Ingredients
- 1 cup milk
- 1 stick unsalted butter
- 1 teaspoon kosher salt
- pinch of nutmeg
- 1 cup all-purpose flour
- 4 extra-large eggs
- 1/2 cup grated Gruyere cheese, plus extra for sprinkling
- 1/4 cup freshly grated Parmesan cheese
- 1 egg beaten with 1 teaspoon water, for egg wash
Preparation
Step 1
Preheat the oven to 425 degrees. Line 2 baking sheets with parchment paper.
In a saucepan, heat the milk, butter, salt, pepper and nutmeg over medium heat until scalded. Add the flour all at once and beat it vigorously with a wooden spoon until the mixture comes together. Cook, stirring constantly over low heat for 2 minutes. The flour will begin to coat the bottom of the pan.
Dump the hot mixture into the bowl of a food processor fitted with the steel blade.
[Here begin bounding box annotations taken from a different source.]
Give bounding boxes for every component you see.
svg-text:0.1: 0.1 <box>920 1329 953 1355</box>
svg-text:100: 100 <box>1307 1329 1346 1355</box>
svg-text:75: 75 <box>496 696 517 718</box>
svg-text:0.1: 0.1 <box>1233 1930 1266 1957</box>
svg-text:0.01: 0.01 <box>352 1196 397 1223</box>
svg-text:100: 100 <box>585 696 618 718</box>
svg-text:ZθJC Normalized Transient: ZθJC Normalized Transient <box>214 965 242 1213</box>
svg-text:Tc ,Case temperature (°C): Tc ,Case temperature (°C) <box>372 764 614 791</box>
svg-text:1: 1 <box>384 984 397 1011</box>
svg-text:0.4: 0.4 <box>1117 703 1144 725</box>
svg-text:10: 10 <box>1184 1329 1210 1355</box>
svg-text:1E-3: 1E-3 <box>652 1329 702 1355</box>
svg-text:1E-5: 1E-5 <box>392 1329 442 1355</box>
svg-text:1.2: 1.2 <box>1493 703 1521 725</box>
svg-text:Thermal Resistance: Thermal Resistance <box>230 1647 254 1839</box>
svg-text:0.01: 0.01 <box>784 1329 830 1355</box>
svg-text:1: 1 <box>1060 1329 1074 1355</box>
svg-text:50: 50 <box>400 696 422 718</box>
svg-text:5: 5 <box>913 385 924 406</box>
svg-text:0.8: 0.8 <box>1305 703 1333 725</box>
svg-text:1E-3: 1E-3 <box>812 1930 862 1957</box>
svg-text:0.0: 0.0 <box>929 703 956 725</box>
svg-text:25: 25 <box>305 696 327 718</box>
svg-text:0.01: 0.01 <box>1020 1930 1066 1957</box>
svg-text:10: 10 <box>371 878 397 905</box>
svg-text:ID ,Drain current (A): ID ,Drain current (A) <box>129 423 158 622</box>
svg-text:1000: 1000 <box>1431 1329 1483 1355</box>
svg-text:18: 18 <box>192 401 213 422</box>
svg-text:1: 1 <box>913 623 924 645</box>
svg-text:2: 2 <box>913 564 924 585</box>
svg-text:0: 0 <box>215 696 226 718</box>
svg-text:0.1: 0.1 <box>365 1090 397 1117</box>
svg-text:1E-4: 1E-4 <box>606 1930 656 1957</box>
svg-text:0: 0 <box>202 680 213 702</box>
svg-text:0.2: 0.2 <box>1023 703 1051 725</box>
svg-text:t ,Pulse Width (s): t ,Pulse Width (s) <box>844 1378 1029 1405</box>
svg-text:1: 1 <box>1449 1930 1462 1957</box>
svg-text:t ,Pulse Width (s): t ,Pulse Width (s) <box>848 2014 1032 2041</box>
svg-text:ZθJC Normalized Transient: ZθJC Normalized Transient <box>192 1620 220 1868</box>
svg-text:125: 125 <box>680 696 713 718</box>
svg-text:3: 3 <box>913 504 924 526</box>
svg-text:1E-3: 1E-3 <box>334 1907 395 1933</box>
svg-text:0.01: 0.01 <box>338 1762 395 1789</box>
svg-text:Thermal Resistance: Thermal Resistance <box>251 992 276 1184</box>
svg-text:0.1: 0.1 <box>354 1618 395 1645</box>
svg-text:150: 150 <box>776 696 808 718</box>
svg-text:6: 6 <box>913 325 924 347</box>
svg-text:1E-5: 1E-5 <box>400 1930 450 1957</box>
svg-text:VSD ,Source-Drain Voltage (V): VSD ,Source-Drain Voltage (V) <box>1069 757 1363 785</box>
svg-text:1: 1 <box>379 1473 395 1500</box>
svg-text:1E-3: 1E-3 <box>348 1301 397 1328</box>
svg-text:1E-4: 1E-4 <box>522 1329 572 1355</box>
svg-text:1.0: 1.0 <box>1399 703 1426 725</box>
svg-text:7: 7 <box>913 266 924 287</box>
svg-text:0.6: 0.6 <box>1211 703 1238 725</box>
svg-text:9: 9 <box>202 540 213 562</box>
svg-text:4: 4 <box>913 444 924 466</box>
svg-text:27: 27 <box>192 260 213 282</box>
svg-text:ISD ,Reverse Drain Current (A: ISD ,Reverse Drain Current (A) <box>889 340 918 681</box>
Immediately add the eggs, Gruyere and Parmesan and pulse until the eggs are incorporated and the dough is smooth and thick.
Spoon the mixture into a pastry bag fitted with a large plain round tip. Pipe in mounds 1 1/4-inches wide and 3/4-inch high onto the baking sheets. With a wet finger, lightly press down the swirl on the top of each puff. Brush the tops of each puff lightly with the egg wash and sprinkle with a pinch of Gruyere. Bake for 15 minutes, or until golden brown outside but still soft inside.